Meridian Wealth Partners continued to perform strongly, with a pre-tax income of $726 thousand for the quarter. The mortgage group, however, reported a larger pre-tax loss compared to the first quarter of 2024, mainly due to lower volume and a reduced loan officer count. Despite seasonal weakness, the company remains optimistic about loan originations due to an expected increase in home inventory in its markets.
This news is based on a press release statement from Meridian Corporation.
In other recent news, Meridian Bank has been in the spotlight following its latest earnings results. The bank reported an expansion in its net interest margin by 9 basis points quarter-over-quarter, surpassing expectations. This was accompanied by a notable growth in loans and deposits, which increased by 4% and 5% respectively.
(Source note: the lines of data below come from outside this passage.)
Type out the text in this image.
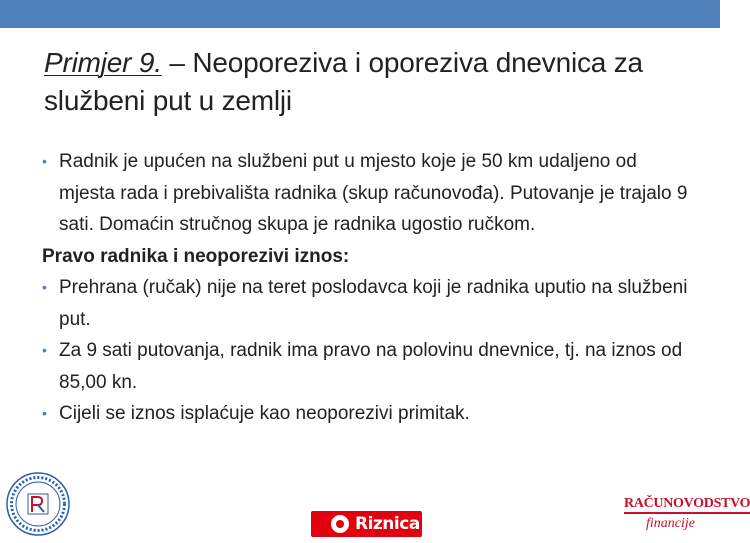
Primjer 9. – Neoporeziva i oporeziva dnevnica za službeni put u zemlji
• Radnik je upućen na službeni put u mjesto koje je 50 km udaljeno od mjesta rada i prebivališta radnika (skup računovođa). Putovanje je trajalo 9 sati. Domaćin stručnog skupa je radnika ugostio ručkom.
Pravo radnika i neoporezivi iznos:
• Prehrana (ručak) nije na teret poslodavca koji je radnika uputio na službeni put.
• Za 9 sati putovanja, radnik ima pravo na polovinu dnevnice, tj. na iznos od 85,00 kn.
• Cijeli se iznos isplaćuje kao neoporezivi primitak.
Riznica
RAČUNOVODSTVO
financije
However, despite these positive indicators, the bank’s core earnings per share fell short of expectations due to higher provisions and an increase in net charge-offs. DA Davidson analyst Russell Gunther maintained a Buy rating for Meridian Bank, with a price target of $19.00, while adjusting the earnings per share forecast due to a less favorable outlook for mortgage banking. Gunther also highlighted the bank’s pre-provision net revenue performance, which was bolstered by an uptick in net interest income and fees. Nonetheless, this was somewhat offset by elevated operating expenses. The analyst noted that the bank’s potential for above-peer growth remains strong, even as its current trading price is considered low relative to its tangible book value.